Looking back into the history of cultures across the planet, each major revolution has led to an upheaval in art, design and fashion. Africa Fashion spent Sunday considering the impact that the series of regime changes in North Africa are likely to have on modern culture.
The French Revolution’s effect was all too apparent with the New Romantics of the 1980s and South America’s heroes like Che Guevara were influenced by the Russian revolutionaries of a previous generation – as he himself became a poster boy for what was cool. Hugo Boss is still living with the fact that the brand designed uniforms for the Nazis.
Immediately after bloodshed, there is a universal sense of shock, but as time heals – it also provides a prism through which a new generation of designers and artists can filter what happened. Distilling the essence.
Going forward, we would expect that the various upheavals across the continent will lead to fresh new ideas in the future – allowing for some positivity to come through from each tragedy.
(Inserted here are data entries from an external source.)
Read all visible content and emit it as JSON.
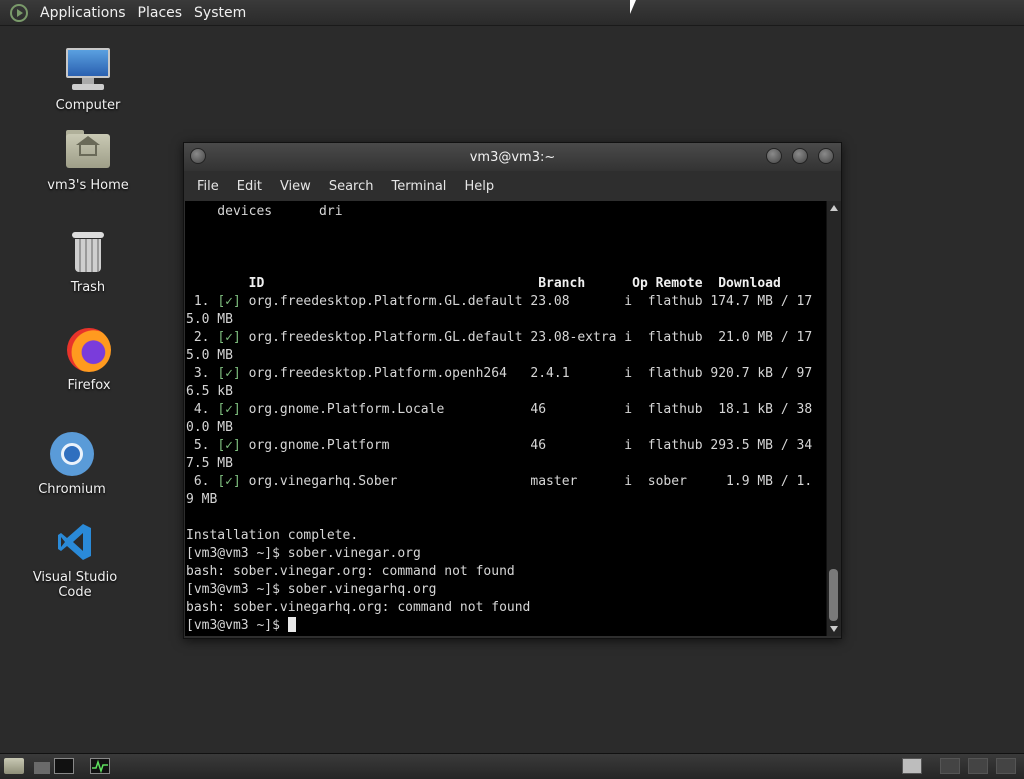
{
  "top_panel": {
    "menus": [
      "Applications",
      "Places",
      "System"
    ]
  },
  "desktop_icons": [
    {
      "label": "Computer",
      "icon": "computer-icon"
    },
    {
      "label": "vm3's Home",
      "icon": "home-folder-icon"
    },
    {
      "label": "Trash",
      "icon": "trash-icon"
    },
    {
      "label": "Firefox",
      "icon": "firefox-icon"
    },
    {
      "label": "Chromium",
      "icon": "chromium-icon"
    },
    {
      "label": "Visual Studio Code",
      "icon": "vscode-icon"
    }
  ],
  "terminal": {
    "title": "vm3@vm3:~",
    "menus": [
      "File",
      "Edit",
      "View",
      "Search",
      "Terminal",
      "Help"
    ],
    "pre_lines": [
      "    devices      dri",
      "",
      "",
      ""
    ],
    "table_header": "        ID                                   Branch      Op Remote  Download",
    "rows": [
      {
        "num": " 1.",
        "check": "[✓]",
        "rest": " org.freedesktop.Platform.GL.default 23.08       i  flathub 174.7 MB / 17",
        "wrap": "5.0 MB"
      },
      {
        "num": " 2.",
        "check": "[✓]",
        "rest": " org.freedesktop.Platform.GL.default 23.08-extra i  flathub  21.0 MB / 17",
        "wrap": "5.0 MB"
      },
      {
        "num": " 3.",
        "check": "[✓]",
        "rest": " org.freedesktop.Platform.openh264   2.4.1       i  flathub 920.7 kB / 97",
        "wrap": "6.5 kB"
      },
      {
        "num": " 4.",
        "check": "[✓]",
        "rest": " org.gnome.Platform.Locale           46          i  flathub  18.1 kB / 38",
        "wrap": "0.0 MB"
      },
      {
        "num": " 5.",
        "check": "[✓]",
        "rest": " org.gnome.Platform                  46          i  flathub 293.5 MB / 34",
        "wrap": "7.5 MB"
      },
      {
        "num": " 6.",
        "check": "[✓]",
        "rest": " org.vinegarhq.Sober                 master      i  sober     1.9 MB / 1.",
        "wrap": "9 MB"
      }
    ],
    "post_lines": [
      "",
      "Installation complete.",
      "[vm3@vm3 ~]$ sober.vinegar.org",
      "bash: sober.vinegar.org: command not found",
      "[vm3@vm3 ~]$ sober.vinegarhq.org",
      "bash: sober.vinegarhq.org: command not found"
    ],
    "prompt": "[vm3@vm3 ~]$ "
  },
  "colors": {
    "desktop_bg": "#2b2b2b",
    "terminal_bg": "#000000",
    "terminal_fg": "#d6d6d6",
    "check_green": "#7fbf7f"
  }
}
For those who have lived through a revolution, the direct influence is clear. For the rest of us, it can be easier to feel the passions involved through poetry and music. On 31st May at the Barbican in London – and later in July at the WOMAD Festival, you have the chance to spend time with Souad Massi, Algeria’s finest singing-songwriting export.
The reality is that it may take 50-100 years for the genuine, long-term influence of a revolution to finally settle in the global Zeitgeist.
While the early influencers are undoubtedly here already, our children’s children will no doubt be adorned in abstract arrays of symbols that were once loaded with potency and meaning – but finally end up as a pattern on pyjamas.